- Born: New Delhi, India
- Occupations: Actor, singer, director, and writer
- Years active: 2013 – Present
- Parent(s): Prabha Shankar Mohan (mother), Shankar Mohan (father)
- Awards: National Film Award – Special Mention

= Arun Shankar =

Arun Shankar is an Indian actor, singer, director, and writer. He started his acting career with television commercials and then acted in the lead role for two films: Camel Safari (2013) and The Chameleon (2015). He received the 2016 National Film Award – Special Mention at the 63rd National Film Awards for his psychological short fiction film The Chameleon (2015).

==Early life and career==
Born and grew up in Delhi, Arun Shankar is a son of Shankar Mohan, a Malayalam actor.

Arun started his career as an actor in Hindi theatre under the guidance of M. Sayeed Alam, and subsequently worked as a model in television advertisements. His first notable role was in commercial for Malabar Gold which was directed by V. K. Prakash. He received attention as an actor with the 2013 Malayalam-language film Camel Safari, directed by Jayaraj. In 2015, Arun made his first short fiction film, which was based on the mental condition of bipolar disorder. For the film, he won the National Film Award in 2016.

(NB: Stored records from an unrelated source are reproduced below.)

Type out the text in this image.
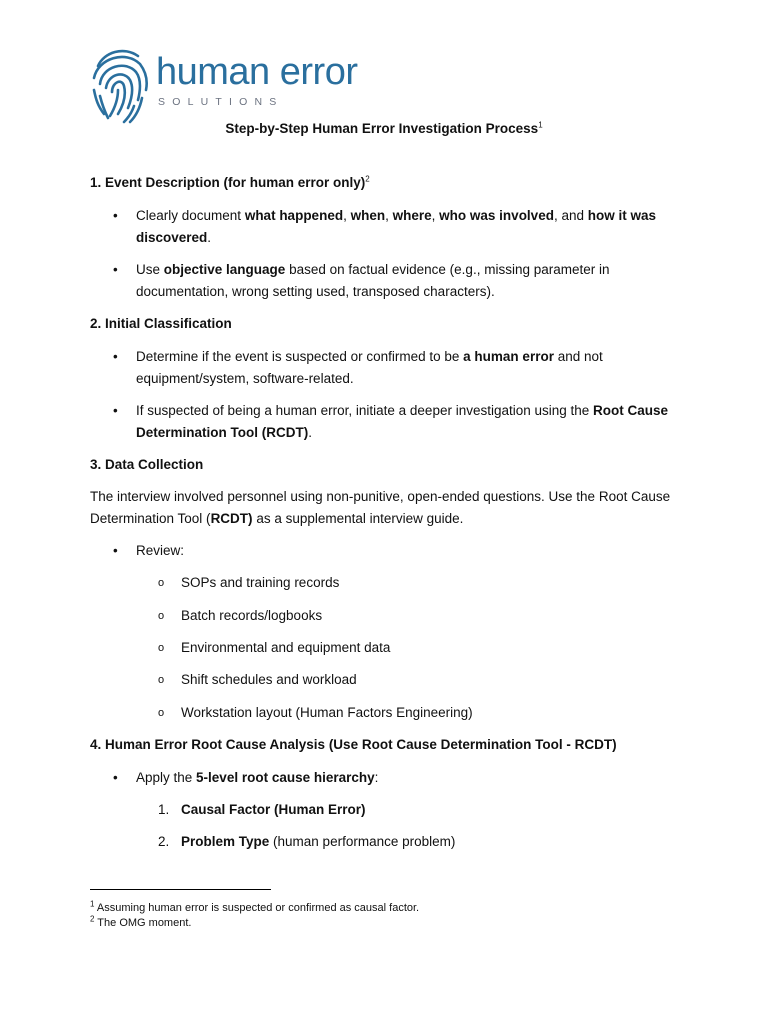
human error
SOLUTIONS
Step-by-Step Human Error Investigation Process$^1$
1. Event Description (for human error only)$^2$
•	Clearly document what happened, when, where, who was involved, and how it was discovered.
•	Use objective language based on factual evidence (e.g., missing parameter in documentation, wrong setting used, transposed characters).
2. Initial Classification
•	Determine if the event is suspected or confirmed to be a human error and not equipment/system, software-related.
•	If suspected of being a human error, initiate a deeper investigation using the Root Cause Determination Tool (RCDT).
3. Data Collection
The interview involved personnel using non-punitive, open-ended questions. Use the Root Cause Determination Tool (RCDT) as a supplemental interview guide.
•	Review:
o SOPs and training records
o Batch records/logbooks
o Environmental and equipment data
o Shift schedules and workload
o Workstation layout (Human Factors Engineering)
4. Human Error Root Cause Analysis (Use Root Cause Determination Tool - RCDT)
•	Apply the 5-level root cause hierarchy:
1. Causal Factor (Human Error)
2. Problem Type (human performance problem)
$^1$ Assuming human error is suspected or confirmed as causal factor.
$^2$ The OMG moment.
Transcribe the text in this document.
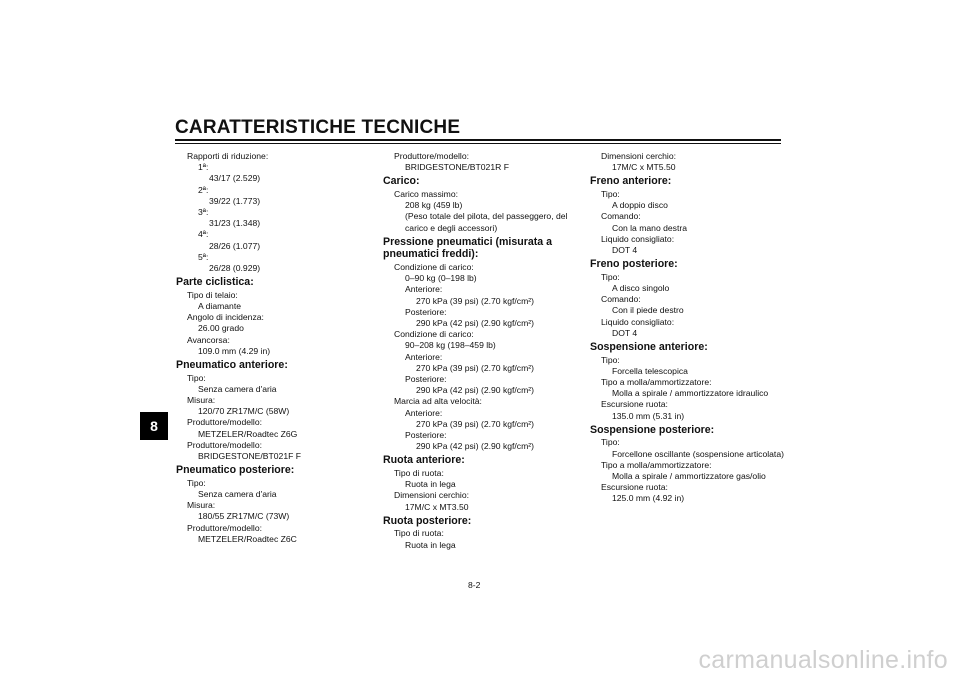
CARATTERISTICHE TECNICHE
8
Rapporti di riduzione:
1ª:
43/17 (2.529)
2ª:
39/22 (1.773)
3ª:
31/23 (1.348)
4ª:
28/26 (1.077)
5ª:
26/28 (0.929)
Parte ciclistica:
Tipo di telaio:
A diamante
Angolo di incidenza:
26.00 grado
Avancorsa:
109.0 mm (4.29 in)
Pneumatico anteriore:
Tipo:
Senza camera d'aria
Misura:
120/70 ZR17M/C (58W)
Produttore/modello:
METZELER/Roadtec Z6G
Produttore/modello:
BRIDGESTONE/BT021F F
Pneumatico posteriore:
Tipo:
Senza camera d'aria
Misura:
180/55 ZR17M/C (73W)
Produttore/modello:
METZELER/Roadtec Z6C
Produttore/modello:
BRIDGESTONE/BT021R F
Carico:
Carico massimo:
208 kg (459 lb)
(Peso totale del pilota, del passeggero, del carico e degli accessori)
Pressione pneumatici (misurata a pneumatici freddi):
Condizione di carico:
0–90 kg (0–198 lb)
Anteriore:
270 kPa (39 psi) (2.70 kgf/cm²)
Posteriore:
290 kPa (42 psi) (2.90 kgf/cm²)
Condizione di carico:
90–208 kg (198–459 lb)
Anteriore:
270 kPa (39 psi) (2.70 kgf/cm²)
Posteriore:
290 kPa (42 psi) (2.90 kgf/cm²)
Marcia ad alta velocità:
Anteriore:
270 kPa (39 psi) (2.70 kgf/cm²)
Posteriore:
290 kPa (42 psi) (2.90 kgf/cm²)
Ruota anteriore:
Tipo di ruota:
Ruota in lega
Dimensioni cerchio:
17M/C x MT3.50
Ruota posteriore:
Tipo di ruota:
Ruota in lega
Dimensioni cerchio:
17M/C x MT5.50
Freno anteriore:
Tipo:
A doppio disco
Comando:
Con la mano destra
Liquido consigliato:
DOT 4
Freno posteriore:
Tipo:
A disco singolo
Comando:
Con il piede destro
Liquido consigliato:
DOT 4
Sospensione anteriore:
Tipo:
Forcella telescopica
Tipo a molla/ammortizzatore:
Molla a spirale / ammortizzatore idraulico
Escursione ruota:
135.0 mm (5.31 in)
Sospensione posteriore:
Tipo:
Forcellone oscillante (sospensione articolata)
Tipo a molla/ammortizzatore:
Molla a spirale / ammortizzatore gas/olio
Escursione ruota:
125.0 mm (4.92 in)
8-2
carmanualsonline.info
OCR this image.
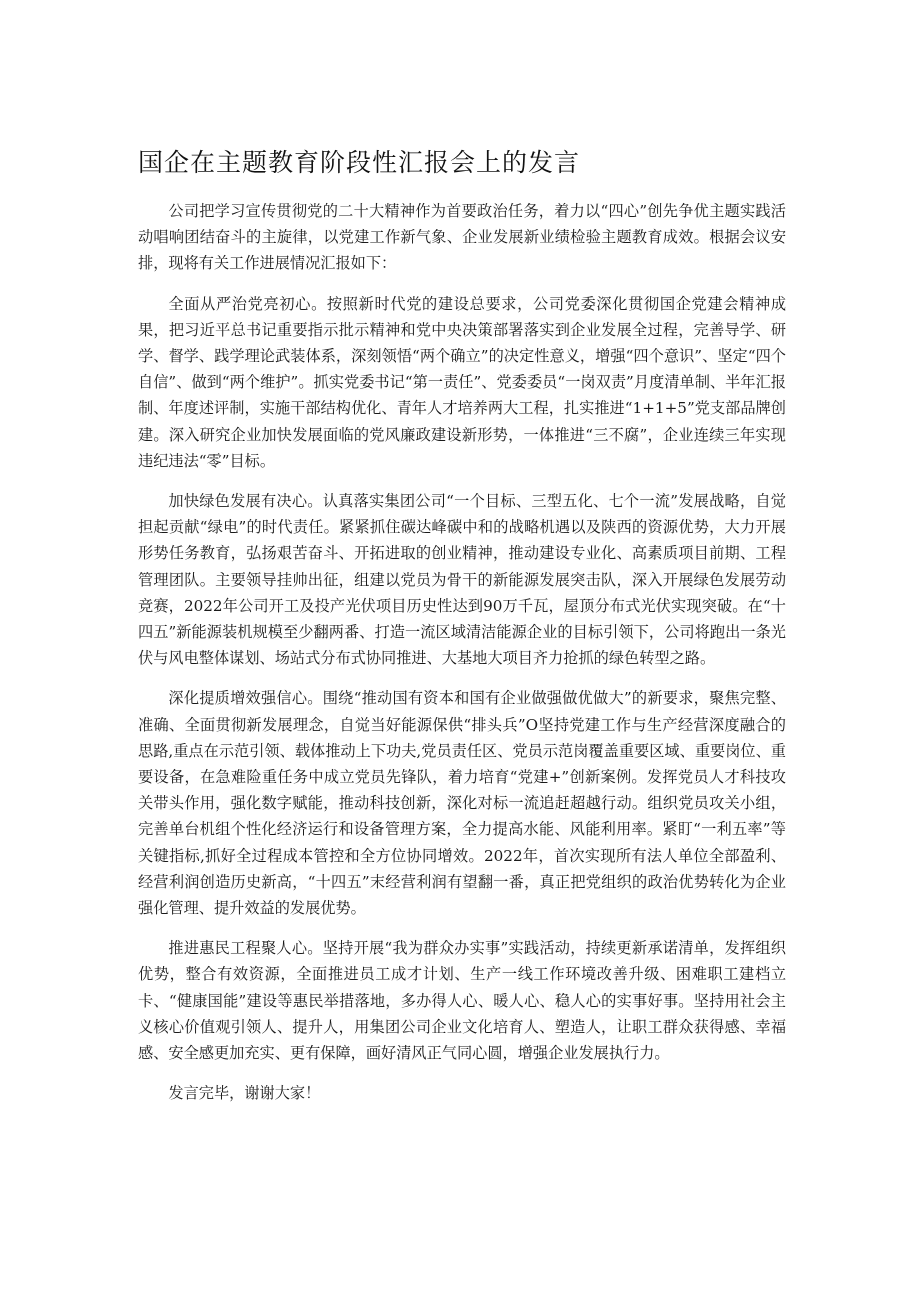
国企在主题教育阶段性汇报会上的发言

公司把学习宣传贯彻党的二十大精神作为首要政治任务，着力以“四心”创先争优主题实践活动唱响团结奋斗的主旋律，以党建工作新气象、企业发展新业绩检验主题教育成效。根据会议安排，现将有关工作进展情况汇报如下：

全面从严治党亮初心。按照新时代党的建设总要求，公司党委深化贯彻国企党建会精神成果，把习近平总书记重要指示批示精神和党中央决策部署落实到企业发展全过程，完善导学、研学、督学、践学理论武装体系，深刻领悟“两个确立”的决定性意义，增强“四个意识”、坚定“四个自信”、做到“两个维护”。抓实党委书记“第一责任”、党委委员“一岗双责”月度清单制、半年汇报制、年度述评制，实施干部结构优化、青年人才培养两大工程，扎实推进“1+1+5”党支部品牌创建。深入研究企业加快发展面临的党风廉政建设新形势，一体推进“三不腐”，企业连续三年实现违纪违法“零”目标。

加快绿色发展有决心。认真落实集团公司“一个目标、三型五化、七个一流”发展战略，自觉担起贡献“绿电”的时代责任。紧紧抓住碳达峰碳中和的战略机遇以及陕西的资源优势，大力开展形势任务教育，弘扬艰苦奋斗、开拓进取的创业精神，推动建设专业化、高素质项目前期、工程管理团队。主要领导挂帅出征，组建以党员为骨干的新能源发展突击队，深入开展绿色发展劳动竞赛，2022年公司开工及投产光伏项目历史性达到90万千瓦，屋顶分布式光伏实现突破。在“十四五”新能源装机规模至少翻两番、打造一流区域清洁能源企业的目标引领下，公司将跑出一条光伏与风电整体谋划、场站式分布式协同推进、大基地大项目齐力抢抓的绿色转型之路。

深化提质增效强信心。围绕“推动国有资本和国有企业做强做优做大”的新要求，聚焦完整、准确、全面贯彻新发展理念，自觉当好能源保供“排头兵”O坚持党建工作与生产经营深度融合的思路,重点在示范引领、载体推动上下功夫,党员责任区、党员示范岗覆盖重要区域、重要岗位、重要设备，在急难险重任务中成立党员先锋队，着力培育“党建+”创新案例。发挥党员人才科技攻关带头作用，强化数字赋能，推动科技创新，深化对标一流追赶超越行动。组织党员攻关小组，完善单台机组个性化经济运行和设备管理方案，全力提高水能、风能利用率。紧盯“一利五率”等关键指标,抓好全过程成本管控和全方位协同增效。2022年，首次实现所有法人单位全部盈利、经营利润创造历史新高，“十四五”末经营利润有望翻一番，真正把党组织的政治优势转化为企业强化管理、提升效益的发展优势。

推进惠民工程聚人心。坚持开展“我为群众办实事”实践活动，持续更新承诺清单，发挥组织优势，整合有效资源，全面推进员工成才计划、生产一线工作环境改善升级、困难职工建档立卡、“健康国能”建设等惠民举措落地，多办得人心、暖人心、稳人心的实事好事。坚持用社会主义核心价值观引领人、提升人，用集团公司企业文化培育人、塑造人，让职工群众获得感、幸福感、安全感更加充实、更有保障，画好清风正气同心圆，增强企业发展执行力。

发言完毕，谢谢大家！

Arun featured as a Rapper along with Neeti Mohan in the song Hum (2021). The song starred television actor Pooja Banerjee and Ruthvik Reddy In 2021, Arun signed debutant Ruthvik Reddy and Neeti Mohan for his next untitled Hindi film.

==Filmography==

| Year | Film | Role |
|---|---|---|
| 2013 | Camel Safari | Lead Actor |
| 2016 | The Chameleon | Lead Actor |
|  | Untitled | Director |

==Music==

| Year | Song title | Music label | Ref. |
| 2018 | Hidayat | Zee Music Company |  |
| 2020 | Hum | ASP Music |  |

==Awards==
Arun won the 2016 National Film Award – Special Mention at the 63rd National Film Awards for his psychological short fiction film The Chameleon (2016). He received the award for presenting the "twists and turns of a distorted mind" of the film's protagonist.